Alex Lobanov: The Murdered Israeli Hostage Who Will Never Meet His Baby 

His wife, Michal, gave birth to the couple’s second son, Kai, in February even as she was campaigning tirelessly to free her husband throughout his 11-month captivity in Gaza.

Via Michal Lobanov
Michal and Alex Lobanov. Via Michal Lobanov

When Alex Lobanov, 32, was murdered by Hamas terrorists last week, the Israeli hostage left behind a baby boy whom he never had the opportunity to meet. His wife, Michal, gave birth to the couple’s second son, Kai, in February even as she was campaigning tirelessly to free her husband throughout his 11-month captivity in Gaza.

Ms. Lobanov, who met Alex at a restaurant where they worked together when she was 17, frequently posted on social media and gave numerous interviews to the international and Israeli press, advocating for the return of her husband and the other hostages taken during the October 7 Hamas terrorist attack.

In an interview with The New York Sun in late December, the 28-year-old Ms Lobanov, of Ashkelon, described her deep anxiety over her husband’s life. “I’m praying that Alex will be returned home to me and to our family,” she told the Sun. “The pain that I felt on October 7 after finding out what happened to my husband gets worse each day that Alex hasn’t returned.”

Lobanov was kidnapped at the Nova music festival at Kibbutz Reim, where he worked as a bar manager, when Hamas terrorists stormed in, slaughtering 360 festival goers and kidnapping 40 people.

On Alex’s 300th day of captivity, Michal wrote in a Facebook post addressing her husband that her 2-year-old son, Tom, woke up that morning screaming, “I want my daddy.” She described breaking down and crying. Yet the young woman found the courage yet again to promise her son that she would do everything possible to get his father home. “We are trying to do everything to get you home but I’m sorry that we haven’t yet succeeded,” she wrote in the early August post.

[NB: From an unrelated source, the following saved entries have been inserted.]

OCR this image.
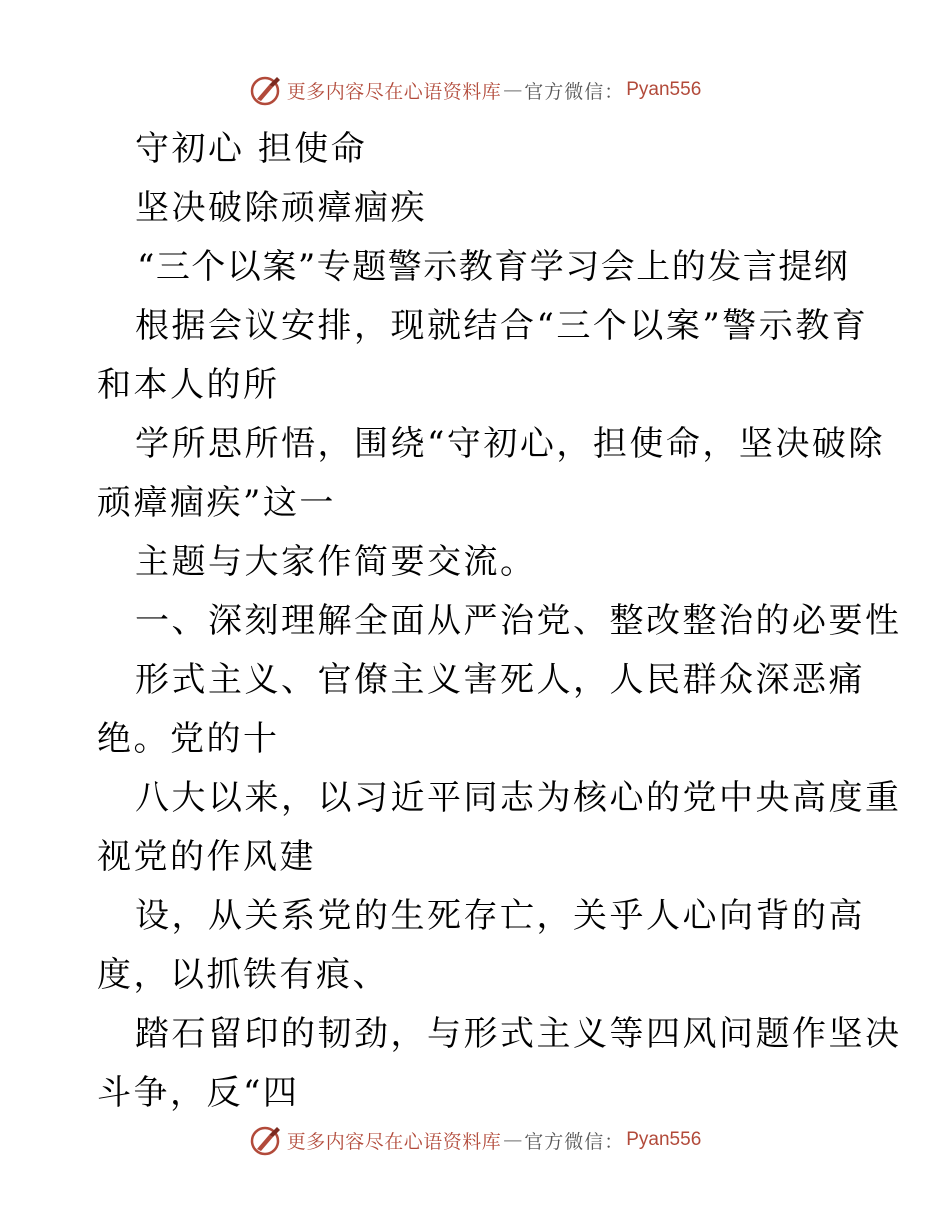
更多内容尽在心语资料库 — 官方微信： Pyan556
守初心 担使命
坚决破除顽瘴痼疾
“三个以案”专题警示教育学习会上的发言提纲
根据会议安排，现就结合“三个以案”警示教育
和本人的所
学所思所悟，围绕“守初心，担使命，坚决破除
顽瘴痼疾”这一
主题与大家作简要交流。
一、深刻理解全面从严治党、整改整治的必要性
形式主义、官僚主义害死人，人民群众深恶痛
绝。党的十
八大以来，以习近平同志为核心的党中央高度重
视党的作风建
设，从关系党的生死存亡，关乎人心向背的高
度，以抓铁有痕、
踏石留印的韧劲，与形式主义等四风问题作坚决
斗争，反“四
更多内容尽在心语资料库 — 官方微信： Pyan556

Alex Lobanov at work. Via Michal Lobanov

A few weeks later, Alex and five other Israeli hostages — Hersh Goldberg-Polin, Carmel Gat, Ori Danino, Almog Sarusi, and Eden Yerushalmi — were executed by their Hamas captors. According to the Israel Health Ministry, the six Israelis were shot multiple times at close range by Hamas guards while IDF troops closed in the Rafah tunnel complex where they were held. The Hamas terrorists had fled the scene, as Israeli soldiers recovered the bodies of the six Israelis on Saturday.

During Alex Lobanov’s funeral at Ashkelon early this week, Michal tearfully eulogized her husband: “For the past 11 months, I hoped and told everyone that you would return. How am I speaking about you in the past tense?”

“You are our one and only hero. Tom and Kai are the biggest gifts that you left us. You can see how much Kai looks like you,” she said.

“You were the best father in the world, the best husband in the world, the best man that I knew … thank you for the merit of being a mother and your wife,” she added.

Alex’s mother, Oxana Lobanov, also spoke before her son was laid to rest: “I’m a handicapped woman and I did everything for him. But I did not do TV interviews, I did not speak [publicly]. I was afraid that I would say something that would cause [them] to do bad to him. I don’t want anyone to be in my shoes.”

Prime Minister Netanyahu also spoke with Oxana and Alex’s father, Grigory Lobanov, on September 1 and apologized that the state of Israel did not succeed in returning Alex and the other five hostages alive.  

“I would like to tell you how much I regret and request forgiveness for not succeeding in bringing Sasha back alive,” the prime minister told the parents, using Alex’s nickname in a conversation with the Lobanovs.

The Lobanov family had initially hoped that Russian intervention would help get Alex Lobanov freed, as the hostage was a dual Russian-Israeli citizen. Indeed, the Israeli prime minister’s military secretary, Major-General Roman Gofman, had returned on Sunday morning from a visit to Moscow, where he had discussed Alex Lobanov and the other hostages with the goal of advancing a deal to free them. Mr. Netanyahu himself had approached President Putin about Alex Lobanov and the other hostages last year.

“It is true that God takes the best,” Michal said at her husband’s funeral. “But I want to focus on the love you had for your fellow man, your love of life and freedom, the freedom that was taken from you October 7 by those evil people.”